Lots of the green technology coverage out there right now is focused on the carbon emissions impact of various gadgets, equipment and data centers. But a new report illustrates the advances that seven electronics companies have made when it comes to eliminating hazardous materials from their products.

Lots of the green technology coverage out there right now is focused on the carbon emissions impact of various gadgets, equipment and data centers. But a new report illustrates the advances that seven electronics companies have made when it comes to eliminating hazardous materials from their products.

The report, "Greening Consumer Electronics: Moving Away from Bromine and Chlorine," centers on the toxicity of these chemicals when they are released into the atmosphere, such as when electronic waste is burned or smelted during the disposal process.
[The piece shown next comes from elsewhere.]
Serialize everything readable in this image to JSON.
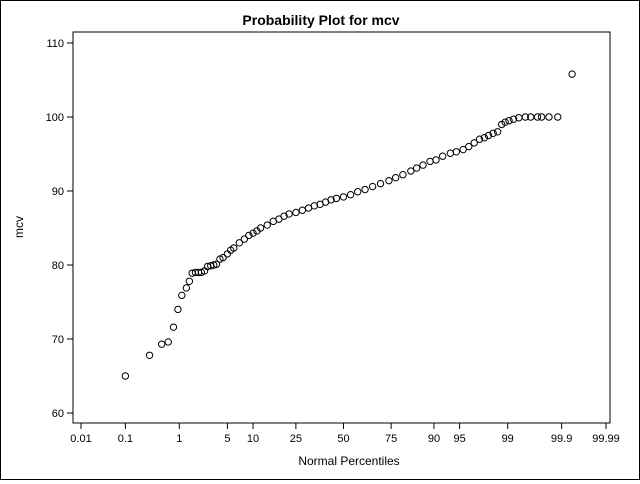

Since the capacity to handle all the e-waste that our society is creating is still lacking, some companies have moved to reduce or eliminate the materials. There are seven featured in the report:

  • Apple, which has eliminated a vast majority of brominated flame retardants (BFRs) and polyvinyl chlorides (PVCs) from its entire product line
  • Sony Ericsson, which is undertaking a detailed inventory of all its products. They are now 99.9 percent BFR-free (sounds like an Ivory soap commercial) and all PVC components should be eliminated by the end of 2009
  • Seagate, which has designed new disk drives that eliminate both substances
  • DSM Engineering, which has engineered and manufactured PVC-free and BFR-free components
  • Nan Ya and Indium, both of which have created bromine-free and chlorine-free components for printed circuit boards
  • Silicon Storage Technology, the first semiconductor manfacturer to supply Apple with bromine-free chips

One final word: The report was produced independently by Clean Production Action and ChemSec (The International Chemical Secretariat), sans funding from "any commercial entities." It can be found on either of these web sites: www.cleanproduction.org or www.chemsec.org.